Because the software never actually did exactly what we wanted it to.  Maybe 70 to 80 percent, sure, but never all that we wanted and so we had to compensate for what it did not do.  Now, this would not have been such a big deal if the package was designed for extensibility from the beginning, but not many were, and even those that were often allowed extensions only in areas we cared not to go.  So, in order to actually get what we wanted we had to work around the flaws ourselves. 

Usually, this lead to a lot of trial and error, building advance frameworks to augment or encapsulate the purchased piece, that often solved many of the shortcomings, but never quite all of them, and certainly not the most critical.  Eventually we would reach the conclusion, over many months, that the only plausible way to achieve our goal was to modify the actual source code, of which we did not have. 

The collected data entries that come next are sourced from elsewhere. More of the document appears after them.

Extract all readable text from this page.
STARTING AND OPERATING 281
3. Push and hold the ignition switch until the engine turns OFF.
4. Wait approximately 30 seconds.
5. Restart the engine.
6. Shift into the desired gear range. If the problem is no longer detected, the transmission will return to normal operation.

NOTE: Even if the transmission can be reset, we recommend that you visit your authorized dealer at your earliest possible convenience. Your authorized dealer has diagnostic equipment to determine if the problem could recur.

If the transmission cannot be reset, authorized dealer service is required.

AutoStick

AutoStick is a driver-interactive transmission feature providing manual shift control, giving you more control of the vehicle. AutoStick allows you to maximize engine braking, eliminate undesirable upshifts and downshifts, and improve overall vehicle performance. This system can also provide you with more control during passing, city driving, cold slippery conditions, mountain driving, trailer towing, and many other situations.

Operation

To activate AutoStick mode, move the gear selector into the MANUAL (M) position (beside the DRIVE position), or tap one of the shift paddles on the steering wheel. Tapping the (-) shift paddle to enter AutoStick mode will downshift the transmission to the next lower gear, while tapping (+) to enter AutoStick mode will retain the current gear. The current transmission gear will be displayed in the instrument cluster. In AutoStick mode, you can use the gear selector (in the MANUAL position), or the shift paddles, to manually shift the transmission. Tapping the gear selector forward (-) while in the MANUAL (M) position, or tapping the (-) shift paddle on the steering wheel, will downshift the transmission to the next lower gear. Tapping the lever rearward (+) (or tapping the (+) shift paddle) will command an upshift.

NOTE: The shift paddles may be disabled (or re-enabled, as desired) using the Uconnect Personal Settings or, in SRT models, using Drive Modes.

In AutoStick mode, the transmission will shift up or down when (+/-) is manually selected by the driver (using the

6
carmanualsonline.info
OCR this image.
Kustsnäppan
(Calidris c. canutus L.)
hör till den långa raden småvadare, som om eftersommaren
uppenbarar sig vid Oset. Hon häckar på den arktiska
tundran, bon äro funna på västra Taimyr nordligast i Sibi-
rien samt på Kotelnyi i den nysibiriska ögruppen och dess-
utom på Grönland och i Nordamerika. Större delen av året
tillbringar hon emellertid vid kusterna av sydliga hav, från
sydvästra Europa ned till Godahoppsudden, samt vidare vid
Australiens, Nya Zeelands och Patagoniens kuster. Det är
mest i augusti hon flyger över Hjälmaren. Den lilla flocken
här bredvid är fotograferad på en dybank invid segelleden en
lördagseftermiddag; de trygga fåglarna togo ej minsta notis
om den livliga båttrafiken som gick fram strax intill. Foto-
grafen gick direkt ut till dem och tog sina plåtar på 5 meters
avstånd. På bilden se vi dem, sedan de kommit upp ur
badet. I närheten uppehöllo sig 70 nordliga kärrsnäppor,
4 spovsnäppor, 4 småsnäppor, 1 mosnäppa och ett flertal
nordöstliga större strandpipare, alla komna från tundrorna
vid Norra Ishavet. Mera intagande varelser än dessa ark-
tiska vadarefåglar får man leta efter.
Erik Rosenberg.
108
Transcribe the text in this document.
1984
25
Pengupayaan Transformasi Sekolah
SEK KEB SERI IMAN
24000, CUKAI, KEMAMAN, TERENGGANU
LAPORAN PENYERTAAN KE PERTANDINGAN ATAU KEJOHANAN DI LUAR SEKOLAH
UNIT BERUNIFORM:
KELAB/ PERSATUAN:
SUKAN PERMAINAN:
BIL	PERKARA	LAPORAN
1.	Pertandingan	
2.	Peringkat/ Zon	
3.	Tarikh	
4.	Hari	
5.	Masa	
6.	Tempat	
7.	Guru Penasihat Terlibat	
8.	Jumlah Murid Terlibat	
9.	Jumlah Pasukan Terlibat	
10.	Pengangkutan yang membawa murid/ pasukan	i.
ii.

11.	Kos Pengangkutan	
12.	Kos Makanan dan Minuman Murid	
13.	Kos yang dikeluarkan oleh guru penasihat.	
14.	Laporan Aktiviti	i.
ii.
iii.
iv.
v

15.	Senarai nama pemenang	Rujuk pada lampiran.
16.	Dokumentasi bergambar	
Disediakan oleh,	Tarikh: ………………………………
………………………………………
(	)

Now you might think that we ought to have abandoned ship at this point, to just take our lumps, learn from the experience and move on.  We would most certainly have gained enough knowledge to understand exactly what we wanted and would have been able to build it ourselves.  That might have even been true in some cases, but not entirely practical.  As the project evolves you only learn about its true cost as you forge onward, only aware of any additional costs after you are so deep in that backing out still seems more costly than plugging ahead.  Of course, you never really appreciate the full cost until much later, and by then it is just too late, you've used up a year or two and it is time to ship your product.

Of course, if you flash enough money you can convince any vendor to turn over the source code, provided you are not going to resell it, etc.  And that's usually what happened.  We'd pay handsomely for the rights to modify the code, and we would do it, fix what we did not like, add what we needed and be done with it.  Our product would ship.  We'd have a party and then relax for a few days.  And then we would hear about the big dreams for the next version, the new features and purchases already made.

I suppose that's why I sort of chuckle anytime someone talks about reusable software components.  Because, it's mostly a myth.  It only ever works in misguided wishes and dreams. 

Software is only truly reusable at the source code level.  Read it, learn it, write your own.